Slates contends that it chose these men because they looked so ordinary. "We found when we tested the ads that what people responded the best to were ads that made them feel 'Hey, I could be that guy,'" says Amy Gemellaro, Slates's spokeswoman. Maybe, but couch potatoes they're not. Bueno de Moraes, with his dense bronze curls and impish face, looks like Mercury in flight. More people recognize him on the street these days than his model girlfriend, he says. Fletcher is pictured swinging off the side of a sports car, crash helmet in hand. Calagione's ad shows him in a dance pose, pouring a beer into a glass from a long way up.

So how did these guys get so lucky? In brainstorming sessions about the image for the expanded line (which was just pants), brand director Bobbi Silten kept returning to the idea of the entrepreneur as successful guy (it's a men's line) who doesn't wear ties to work but still wants to look stylish. The entrepreneur concept also appealed to the Slates folks because they see their unit as a small business within the Levi Strauss behemoth. Then the Slates marketers racked their brains for friends or acquaintances who look good on camera. (One model, graphic artist Greg Anderson, is actually an employee of Sony Pictures, not a business owner, but Slates decided he fit in because he followed his "true course in life" by switching careers.)

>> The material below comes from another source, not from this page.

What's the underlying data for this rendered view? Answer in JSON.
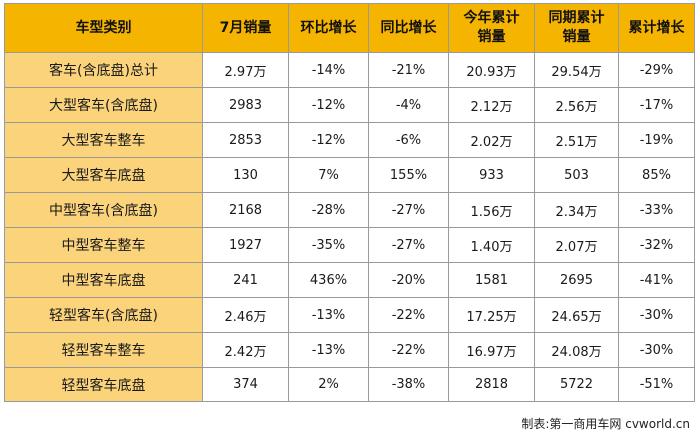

Levi's isn't stopping here with its entrepreneurial theme. It's also running a "Shortcut to Your Dream" contest to give away $100,000 to one small businessperson from a group nominated by 12 of the magazines running the ads, including Rolling Stone, Men's Health, Men's Journal, and Wired.

Men's Journal, which targets affluent young men, is raring to go, for one. Its nominee will be in the adventure-travel arena. Says Dani Rasmus, director of marketing and creative services for Men's Journal.: "This contest is a way of empowering our readers...More and more people are realizing that working for the man isn't the only way to go."

Feel left out? Don't worry. Slates will choose four more entrepreneurs for its spring ad campaign. So get your teeth bleached and invest in a decent haircut. If nothing comes of it, remember -- you're a cultural icon anyway.